A legal battle into claims that a law firm wrongly allowed the identity of cricket great Sir Donald Bradman to be exploited as a "brand name like Mickey Mouse" was settled out of court Wednesday.
Bradman's son, John, and two other executors of the late Australian test captain's estate sued law firm Allens Arthur Robinson alleging it was negligent in assigning the cricketer's name to the Bradman Foundation, a non-profit charitable trust set up in 1987.
John Bradman's displeasure became public in 2005 when the foundation licensed a food company to market "Bradman" chocolate chip cookies in India.
The family at the time described Bradman as "a loved and missed family member, not a brand name like Mickey Mouse".
The foundation countered that it had confidence Bradman would have approved of the venture.
After lengthy delays, the case was due to go to trial on Tuesday in the South Australian Supreme Court, but proceedings were again delayed as the parties entered negotiations.

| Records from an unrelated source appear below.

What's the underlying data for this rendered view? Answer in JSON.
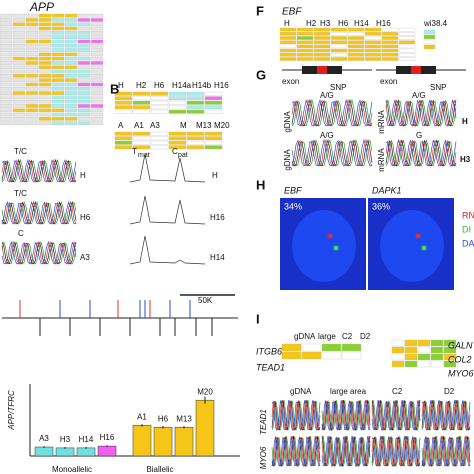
{
  "panel_a": {
    "title": "APP"
  },
  "panel_b": {
    "label": "B",
    "row1": [
      "H",
      "H2",
      "H6",
      "H14a",
      "H14b",
      "H16"
    ],
    "row2": [
      "A",
      "A1",
      "A3",
      "M",
      "M13",
      "M20"
    ]
  },
  "panel_c": {
    "traces": [
      {
        "genotype": "T/C",
        "sample": "H"
      },
      {
        "genotype": "T/C",
        "sample": "H6"
      },
      {
        "genotype": "C",
        "sample": "A3"
      }
    ]
  },
  "panel_d": {
    "allele1": "T",
    "allele1_sub": "mat",
    "allele2": "C",
    "allele2_sub": "pat",
    "samples": [
      "H",
      "H16",
      "H14"
    ]
  },
  "panel_e": {
    "scale": "50K"
  },
  "chart_data": {
    "type": "bar",
    "y_label": "APP/TFRC",
    "categories": [
      "A3",
      "H3",
      "H14",
      "H16",
      "A1",
      "H6",
      "M13",
      "M20"
    ],
    "values": [
      0.5,
      0.45,
      0.45,
      0.55,
      1.7,
      1.6,
      1.6,
      3.1
    ],
    "errors": [
      0.05,
      0.05,
      0.05,
      0.05,
      0.07,
      0.07,
      0.06,
      0.2
    ],
    "colors": [
      "#6fe0e0",
      "#6fe0e0",
      "#6fe0e0",
      "#f060f0",
      "#f5c518",
      "#f5c518",
      "#f5c518",
      "#f5c518"
    ],
    "groups": [
      "Monoallelic",
      "Biallelic"
    ],
    "ylim": [
      0,
      4
    ]
  },
  "panel_f": {
    "label": "F",
    "gene": "EBF",
    "columns": [
      "H",
      "H2",
      "H3",
      "H6",
      "H14",
      "H16"
    ],
    "reference": "wi38.4"
  },
  "panel_g": {
    "label": "G",
    "exon1": "exon",
    "snp1": "SNP",
    "exon2": "exon",
    "snp2": "SNP",
    "rows": [
      {
        "left": "gDNA",
        "left_call": "A/G",
        "right": "mRNA",
        "right_call": "A/G",
        "sample": "H"
      },
      {
        "left": "gDNA",
        "left_call": "A/G",
        "right": "mRNA",
        "right_call": "G",
        "sample": "H3"
      }
    ]
  },
  "panel_h": {
    "label": "H",
    "gene1": "EBF",
    "gene2": "DAPK1",
    "pct1": "34%",
    "pct2": "36%",
    "legend": [
      "RN",
      "DI",
      "DA"
    ]
  },
  "panel_i": {
    "label": "I",
    "columns": [
      "gDNA",
      "large",
      "C2",
      "D2"
    ],
    "genes_left": [
      "ITGB6",
      "TEAD1"
    ],
    "genes_right": [
      "GALN",
      "COL2",
      "MYO6"
    ],
    "trace_columns": [
      "gDNA",
      "large area",
      "C2",
      "D2"
    ],
    "trace_rows": [
      "TEAD1",
      "MYO6"
    ]
  }
}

On Wednesday the court was told the parties had agreed to settle.
John Bradman said the terms of settlement were confidential and no further media comment would be made.

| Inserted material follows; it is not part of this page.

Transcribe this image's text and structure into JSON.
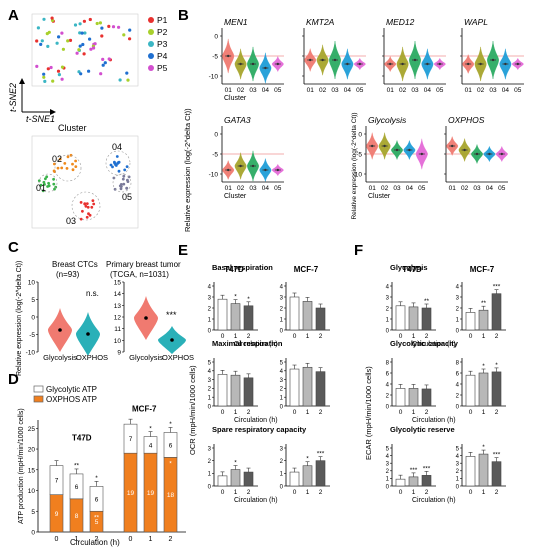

He told reporters outside the court he was pleased the legal battle was finally over.
"This has been a long-running matter which has been very important to the Bradman family and we are very pleased with the outcome," he said.
Don Bradman, often referred to as "the Don," died in February 2001 aged 92. He is widely acknowledged as the greatest batsman of all time with a phenomenal test average of 99.94 runs from 52 matches. He scored 29 centuries and 13 half centuries with a top score of 334.
Don Bradman continues to attract a cult following among cricket fans, particularly in the subcontinent despite never playing a test there. In five tests against India in Australia in the last year of his international career, he scored four centuries and averaged 178.75.
The Bradman Foundation is dedicated to honoring Bradman's contribution to cricket and runs the International Cricket Hall of Fame in Bowral, south of Sydney.